So it is more likely that given average orbital speed and average orbital distance the we have a good estimate of the planet mass, by calculating centripetal force, \({F}_{m}\)
\({O}_{avg}\) = ( aphelion + perihelion )/2 = ( 249 209 300 +206669000 )/2 = 227939150 km
\({F}_{m} = \cfrac{{V}^{2}_{avg}}{{O}_{avg}}\) = ((24.077)^2)/227939150 = 0.00000254 kms-2
And we move on to orbital speed at the aphelion,
(249 209 300*0.00000254 )^(0.5) = 25.15 kms-1
Orbital speed at the perihelion,
(206 669 000*0.00000254 )^(0.5) = 22.91 kms-1
And the orbital speed from considering \(\triangle GPE\) alone is,
\( v =\sqrt{3{g}_{m}{r}_{m}} \) = (3*0.003711*3390 )^(0.5) = 6.143 kms-1
The actual Mars orbital speed is measured as 24.077 kms-1
In a similar way based on the model for Earth where the final orbital velocity is the sum of two rotating velocities, \({V}_{m1}\) and \({V}_{m2}\), and Mars has a initial velocity \({V}_{i}\) when it was captured by the Sun,
\({V}_{m1} - {V}_{m2}\) = 25.15 kms-1
\({V}_{m1} + {V}_{m2}\) = 22.91 kms-1
\({V}_{m1}\) = ( 25.15 + 22.91 )/2 = 24.03 kms-1 and
\({V}_{m2}\) = 25.15 - 24.03 = 1.12 kms-1
The parallel component of the final orbiting velocity is the sum of the velocity the body would have considering a decrease in GPE alone and the parallel component of the initial approach velocity.
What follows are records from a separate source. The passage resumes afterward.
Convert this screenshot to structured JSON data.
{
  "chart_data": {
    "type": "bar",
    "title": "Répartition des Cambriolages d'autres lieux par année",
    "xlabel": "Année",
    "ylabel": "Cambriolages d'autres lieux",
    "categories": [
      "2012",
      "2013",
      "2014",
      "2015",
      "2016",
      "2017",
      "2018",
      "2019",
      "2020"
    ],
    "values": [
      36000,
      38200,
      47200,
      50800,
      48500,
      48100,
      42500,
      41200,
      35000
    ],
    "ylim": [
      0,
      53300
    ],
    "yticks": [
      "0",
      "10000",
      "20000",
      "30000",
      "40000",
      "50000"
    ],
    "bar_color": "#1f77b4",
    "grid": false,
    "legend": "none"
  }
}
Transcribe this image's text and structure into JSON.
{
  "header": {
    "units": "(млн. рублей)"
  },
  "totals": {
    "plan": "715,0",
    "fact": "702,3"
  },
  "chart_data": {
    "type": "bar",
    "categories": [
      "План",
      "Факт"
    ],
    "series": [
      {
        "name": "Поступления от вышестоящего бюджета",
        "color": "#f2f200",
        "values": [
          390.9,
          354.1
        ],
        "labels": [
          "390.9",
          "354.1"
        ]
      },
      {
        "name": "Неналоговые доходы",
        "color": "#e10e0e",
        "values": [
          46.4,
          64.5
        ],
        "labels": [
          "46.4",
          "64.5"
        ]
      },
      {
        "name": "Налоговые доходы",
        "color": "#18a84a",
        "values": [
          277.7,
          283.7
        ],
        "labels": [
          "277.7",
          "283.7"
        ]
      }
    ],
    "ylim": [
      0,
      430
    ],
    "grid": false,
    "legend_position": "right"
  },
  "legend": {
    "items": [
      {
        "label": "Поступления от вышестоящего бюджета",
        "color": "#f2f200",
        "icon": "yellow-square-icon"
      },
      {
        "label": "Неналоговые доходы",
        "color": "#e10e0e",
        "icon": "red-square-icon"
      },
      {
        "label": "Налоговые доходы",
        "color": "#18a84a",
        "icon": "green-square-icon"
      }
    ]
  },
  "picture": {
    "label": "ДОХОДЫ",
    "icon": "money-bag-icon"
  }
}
To find the parallel initial velocity component,
\({V}_{m1}\) = \(\sqrt{2*\triangle GPE} + {V}_{ip} \) = 6.143 + \({V}_{ip}\) = 24.03 kms-1
\({V}_{ip}\) = 24.03-6.143 = 17.89 kms-1
The second smaller rotating velocity is the perpendicular component of the initial velocity, \({V}_{i}\).
\({V}_{ir}\) = 1.12 kms-1
\({V}_{i} =\sqrt{{V}^{2}_{ip} + {V}^{2}_{ir}}\) = ((1.12)^2 + (17.89)^2)^(0.5) = 17.92 kms-1
So, Mars approached the Sun with an initial velocity \({V}_{i}\) = 17.92 kms-1 and was captured by the Sun.